WISCONSIN— It's the only statewide race on the ballot for the April 6 election.


What You Need To Know

  • Former Brown Deer School District superintendent Deb Kerr and current superintendent of the Pecatonica School District Jill Underly are vying to lead the Department of Public Instruction

  • When it comes to school funding the two candidates are on opposite ends of the spectrum

  • If elected, Kerr said top of her "to do" list is to make sure "... all of our schools have the resources they need to open up successfully.

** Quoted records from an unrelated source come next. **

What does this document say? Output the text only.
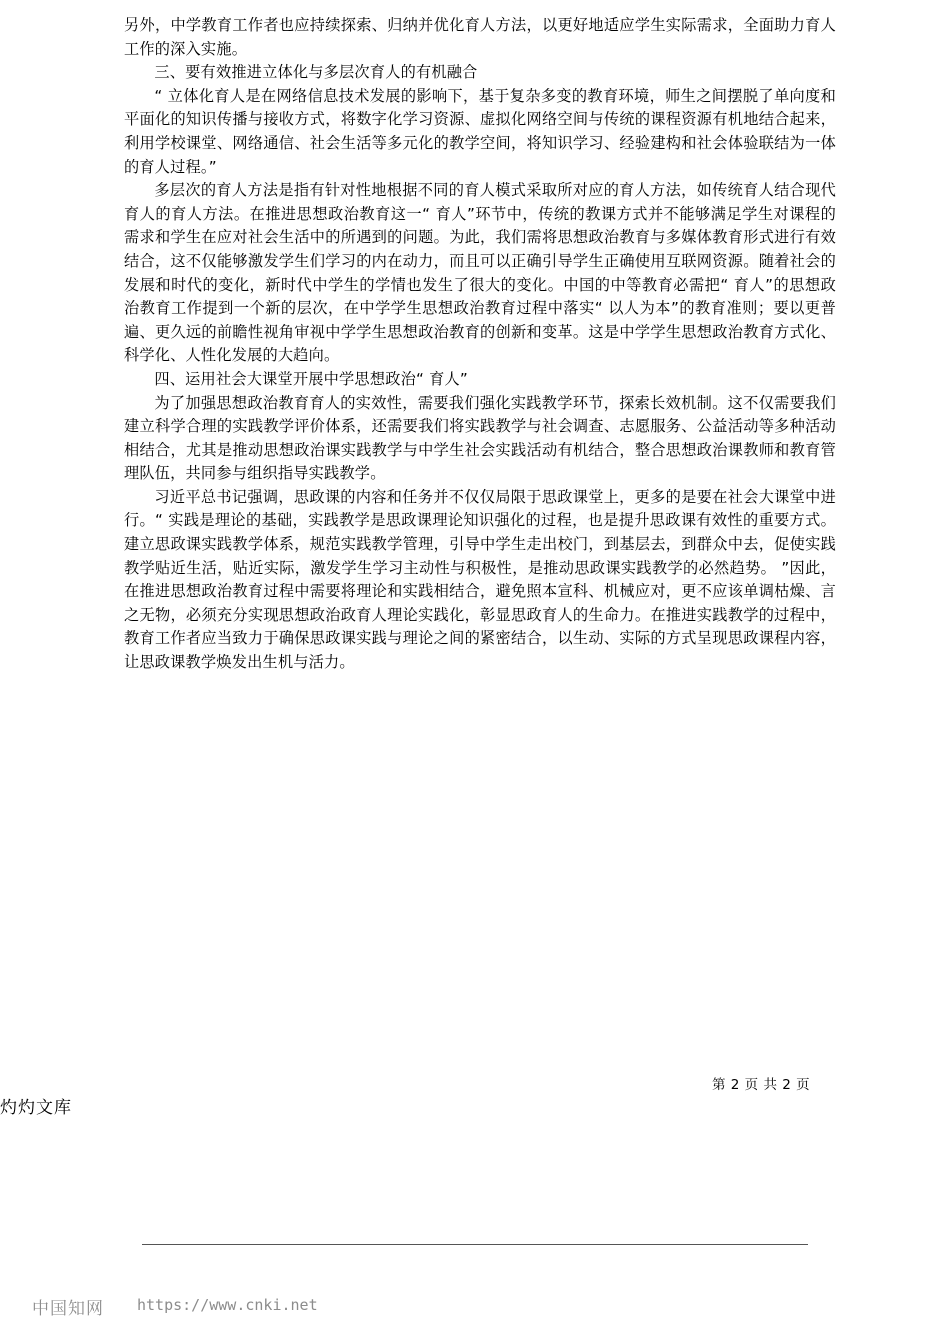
另外，中学教育工作者也应持续探索、归纳并优化育人方法，以更好地适应学生实际需求，全面助力育人工作的深入实施。

三、要有效推进立体化与多层次育人的有机融合

“ 立体化育人是在网络信息技术发展的影响下，基于复杂多变的教育环境，师生之间摆脱了单向度和平面化的知识传播与接收方式，将数字化学习资源、虚拟化网络空间与传统的课程资源有机地结合起来，利用学校课堂、网络通信、社会生活等多元化的教学空间，将知识学习、经验建构和社会体验联结为一体的育人过程。”

多层次的育人方法是指有针对性地根据不同的育人模式采取所对应的育人方法，如传统育人结合现代育人的育人方法。在推进思想政治教育这一“ 育人”环节中，传统的教课方式并不能够满足学生对课程的需求和学生在应对社会生活中的所遇到的问题。为此，我们需将思想政治教育与多媒体教育形式进行有效结合，这不仅能够激发学生们学习的内在动力，而且可以正确引导学生正确使用互联网资源。随着社会的发展和时代的变化，新时代中学生的学情也发生了很大的变化。中国的中等教育必需把“ 育人”的思想政治教育工作提到一个新的层次，在中学学生思想政治教育过程中落实“ 以人为本”的教育准则；要以更普遍、更久远的前瞻性视角审视中学学生思想政治教育的创新和变革。这是中学学生思想政治教育方式化、科学化、人性化发展的大趋向。

四、运用社会大课堂开展中学思想政治“ 育人”

为了加强思想政治教育育人的实效性，需要我们强化实践教学环节，探索长效机制。这不仅需要我们建立科学合理的实践教学评价体系，还需要我们将实践教学与社会调查、志愿服务、公益活动等多种活动相结合，尤其是推动思想政治课实践教学与中学生社会实践活动有机结合，整合思想政治课教师和教育管理队伍，共同参与组织指导实践教学。

习近平总书记强调，思政课的内容和任务并不仅仅局限于思政课堂上，更多的是要在社会大课堂中进行。“ 实践是理论的基础，实践教学是思政课理论知识强化的过程，也是提升思政课有效性的重要方式。建立思政课实践教学体系，规范实践教学管理，引导中学生走出校门，到基层去，到群众中去，促使实践教学贴近生活，贴近实际，激发学生学习主动性与积极性，是推动思政课实践教学的必然趋势。 ”因此，在推进思想政治教育过程中需要将理论和实践相结合，避免照本宣科、机械应对，更不应该单调枯燥、言之无物，必须充分实现思想政治政育人理论实践化，彰显思政育人的生命力。在推进实践教学的过程中，教育工作者应当致力于确保思政课实践与理论之间的紧密结合，以生动、实际的方式呈现思政课程内容，让思政课教学焕发出生机与活力。

第 2 页 共 2 页
灼灼文库
中国知网 https://www.cnki.net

We have five of our largest urban areas that are not open yet, and I want to make sure I provide the support to make that happen

  • Underly has some early childhood education goals on her list, like expanding full day 4K and after-school programming expansion for K through 8th

Former Brown Deer School District superintendent Deb Kerr and current superintendent of the Pecatonica School District Jill Underly are vying to lead the Department of Public Instruction.

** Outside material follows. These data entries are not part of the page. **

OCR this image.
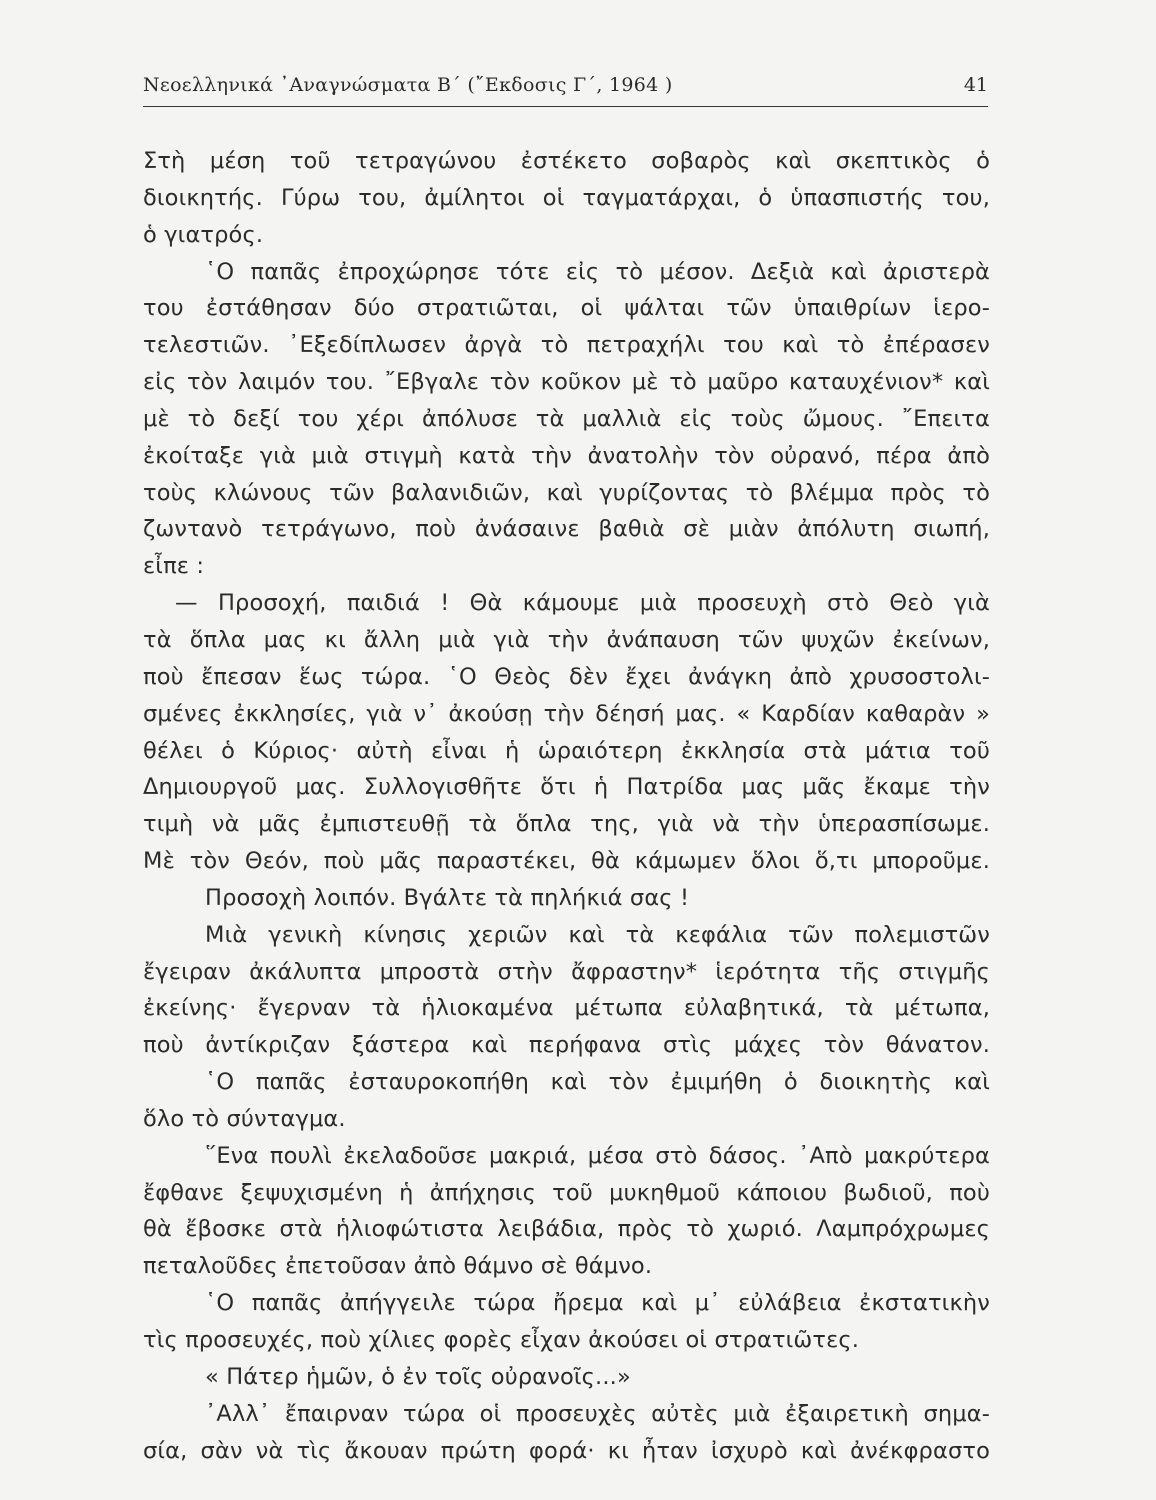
Νεοελληνικά ᾿Αναγνώσματα Β΄ (῎Εκδοσις Γ΄, 1964 )	41
Στὴ μέση τοῦ τετραγώνου ἐστέκετο σοβαρὸς καὶ σκεπτικὸς ὁ
διοικητής. Γύρω του, ἀμίλητοι οἱ ταγματάρχαι, ὁ ὑπασπιστής του,
ὁ γιατρός.
῾Ο παπᾶς ἐπροχώρησε τότε εἰς τὸ μέσον. Δεξιὰ καὶ ἀριστερὰ
του ἐστάθησαν δύο στρατιῶται, οἱ ψάλται τῶν ὑπαιθρίων ἱερο-
τελεστιῶν. ᾿Εξεδίπλωσεν ἀργὰ τὸ πετραχήλι του καὶ τὸ ἐπέρασεν
εἰς τὸν λαιμόν του. ῎Εβγαλε τὸν κοῦκον μὲ τὸ μαῦρο καταυχένιον* καὶ
μὲ τὸ δεξί του χέρι ἀπόλυσε τὰ μαλλιὰ εἰς τοὺς ὤμους. ῎Επειτα
ἐκοίταξε γιὰ μιὰ στιγμὴ κατὰ τὴν ἀνατολὴν τὸν οὐρανό, πέρα ἀπὸ
τοὺς κλώνους τῶν βαλανιδιῶν, καὶ γυρίζοντας τὸ βλέμμα πρὸς τὸ
ζωντανὸ τετράγωνο, ποὺ ἀνάσαινε βαθιὰ σὲ μιὰν ἀπόλυτη σιωπή,
εἶπε :
— Προσοχή, παιδιά ! Θὰ κάμουμε μιὰ προσευχὴ στὸ Θεὸ γιὰ
τὰ ὅπλα μας κι ἄλλη μιὰ γιὰ τὴν ἀνάπαυση τῶν ψυχῶν ἐκείνων,
ποὺ ἔπεσαν ἕως τώρα. ῾Ο Θεὸς δὲν ἔχει ἀνάγκη ἀπὸ χρυσοστολι-
σμένες ἐκκλησίες, γιὰ ν᾿ ἀκούσῃ τὴν δέησή μας. « Καρδίαν καθαρὰν »
θέλει ὁ Κύριος· αὐτὴ εἶναι ἡ ὡραιότερη ἐκκλησία στὰ μάτια τοῦ
Δημιουργοῦ μας. Συλλογισθῆτε ὅτι ἡ Πατρίδα μας μᾶς ἔκαμε τὴν
τιμὴ νὰ μᾶς ἐμπιστευθῇ τὰ ὅπλα της, γιὰ νὰ τὴν ὑπερασπίσωμε.
Μὲ τὸν Θεόν, ποὺ μᾶς παραστέκει, θὰ κάμωμεν ὅλοι ὅ,τι μποροῦμε.
Προσοχὴ λοιπόν. Βγάλτε τὰ πηλήκιά σας !
Μιὰ γενικὴ κίνησις χεριῶν καὶ τὰ κεφάλια τῶν πολεμιστῶν
ἔγειραν ἀκάλυπτα μπροστὰ στὴν ἄφραστην* ἱερότητα τῆς στιγμῆς
ἐκείνης· ἔγερναν τὰ ἡλιοκαμένα μέτωπα εὐλαβητικά, τὰ μέτωπα,
ποὺ ἀντίκριζαν ξάστερα καὶ περήφανα στὶς μάχες τὸν θάνατον.
῾Ο παπᾶς ἐσταυροκοπήθη καὶ τὸν ἐμιμήθη ὁ διοικητὴς καὶ
ὅλο τὸ σύνταγμα.
῞Ενα πουλὶ ἐκελαδοῦσε μακριά, μέσα στὸ δάσος. ᾿Απὸ μακρύτερα
ἔφθανε ξεψυχισμένη ἡ ἀπήχησις τοῦ μυκηθμοῦ κάποιου βωδιοῦ, ποὺ
θὰ ἔβοσκε στὰ ἡλιοφώτιστα λειβάδια, πρὸς τὸ χωριό. Λαμπρόχρωμες
πεταλοῦδες ἐπετοῦσαν ἀπὸ θάμνο σὲ θάμνο.
῾Ο παπᾶς ἀπήγγειλε τώρα ἤρεμα καὶ μ᾿ εὐλάβεια ἐκστατικὴν
τὶς προσευχές, ποὺ χίλιες φορὲς εἶχαν ἀκούσει οἱ στρατιῶτες.
« Πάτερ ἡμῶν, ὁ ἐν τοῖς οὐρανοῖς...»
᾿Αλλ᾿ ἔπαιρναν τώρα οἱ προσευχὲς αὐτὲς μιὰ ἐξαιρετικὴ σημα-
σία, σὰν νὰ τὶς ἄκουαν πρώτη φορά· κι ἦταν ἰσχυρὸ καὶ ἀνέκφραστο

If elected, Kerr said top of her "to do" list is to make sure "... all of our schools have the resources they need to open up successfully. We have five of our largest urban areas that are not open yet, and I want to make sure I provide the support to make that happen. They need leadership right now," Kerr said.

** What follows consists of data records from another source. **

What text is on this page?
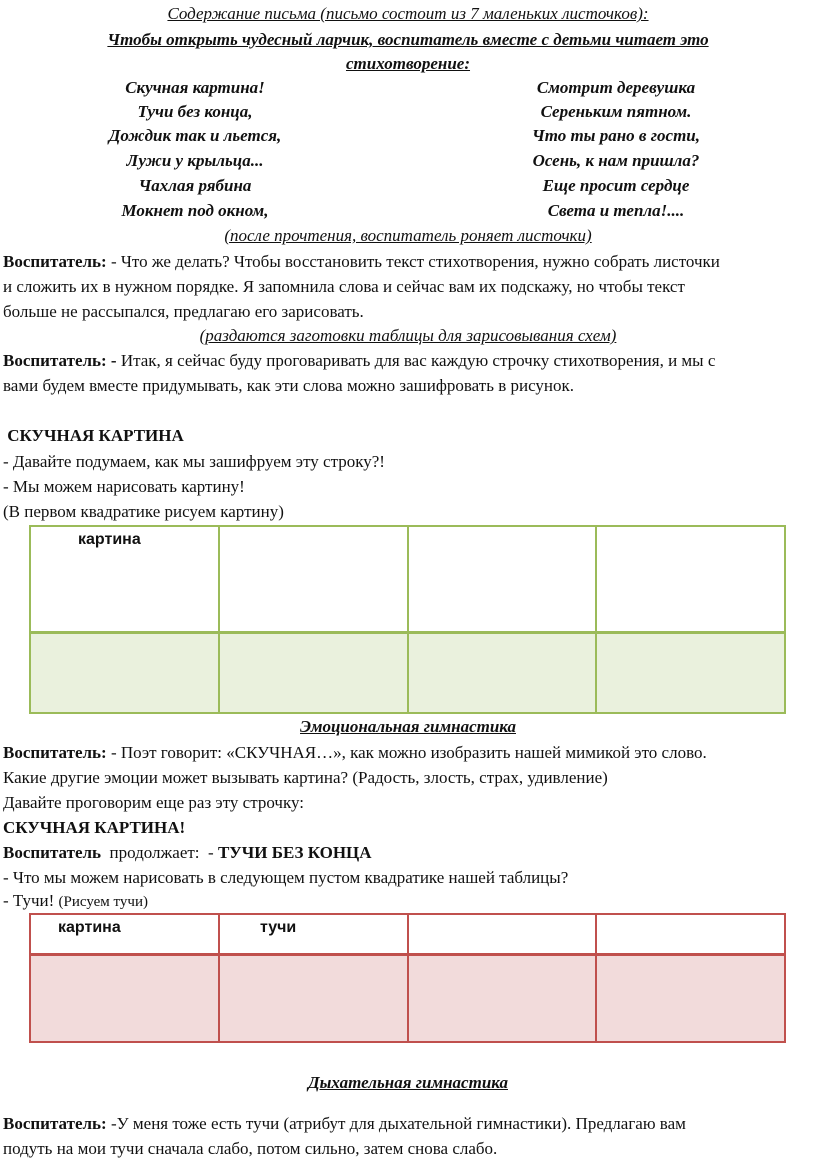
Содержание письма (письмо состоит из 7 маленьких листочков):
Чтобы открыть чудесный ларчик, воспитатель вместе с детьми читает это
стихотворение:
Скучная картина!
Тучи без конца,
Дождик так и льется,
Лужи у крыльца...
Чахлая рябина
Мокнет под окном,
Смотрит деревушка
Сереньким пятном.
Что ты рано в гости,
Осень, к нам пришла?
Еще просит сердце
Света и тепла!....
(после прочтения, воспитатель роняет листочки)
Воспитатель: - Что же делать? Чтобы восстановить текст стихотворения, нужно собрать листочки
и сложить их в нужном порядке. Я запомнила слова и сейчас вам их подскажу, но чтобы текст
больше не рассыпался, предлагаю его зарисовать.
(раздаются заготовки таблицы для зарисовывания схем)
Воспитатель: - Итак, я сейчас буду проговаривать для вас каждую строчку стихотворения, и мы с
вами будем вместе придумывать, как эти слова можно зашифровать в рисунок.
СКУЧНАЯ КАРТИНА
- Давайте подумаем, как мы зашифруем эту строку?!
- Мы можем нарисовать картину!
(В первом квадратике рисуем картину)
картина			

Эмоциональная гимнастика
Воспитатель: - Поэт говорит: «СКУЧНАЯ…», как можно изобразить нашей мимикой это слово.
Какие другие эмоции может вызывать картина? (Радость, злость, страх, удивление)
Давайте проговорим еще раз эту строчку:
СКУЧНАЯ КАРТИНА!
Воспитатель  продолжает:  - ТУЧИ БЕЗ КОНЦА
- Что мы можем нарисовать в следующем пустом квадратике нашей таблицы?
- Тучи! (Рисуем тучи)
картина	тучи		

Дыхательная гимнастика
Воспитатель: -У меня тоже есть тучи (атрибут для дыхательной гимнастики). Предлагаю вам
подуть на мои тучи сначала слабо, потом сильно, затем снова слабо.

Underly has some early childhood education goals on her list, like expanding full day 4K and after-school programming expansion for K through 8th. 

"I'd also work on tackling our teacher pipeline issue.  We don't have enough people going into the teaching profession, and so we need to do our best to recruit the best and the brightest teachers for our kids," Underly commented.

When it comes to school funding the two candidates are on opposite ends of the spectrum.   

Underly does not support using public money for school vouchers. 

"I believe that our public dollars should stay in our public schools," she said. "When you look at the number of referendums that have to get passed every election it seems people vote overwhelmingly to support their public schools."  

She believes it signals a larger problem, that our schools are underfunded.  Underly told us, "certainly expanding voucher programs, which seems to happen every year takes money out of the education budget and so our schools have to go to the voters ... "

Kerr supports the school voucher program and emphasized the state superintendent is in charge of serving all kids across Wisconsin. 

"That's really important to realize, and it's the law," she pointed out. "The most important thing is giving parents the liberty to choose where to send their children to school based on their circumstance."  

She went on to say, "I believe that the question should be how do we provide high quality education for all kids in the great state of Wisconsin, and how do we work that system to be one system of accountability, transparency, equitable access and funding." Kerr said her goal is to bring people together to make those decisions.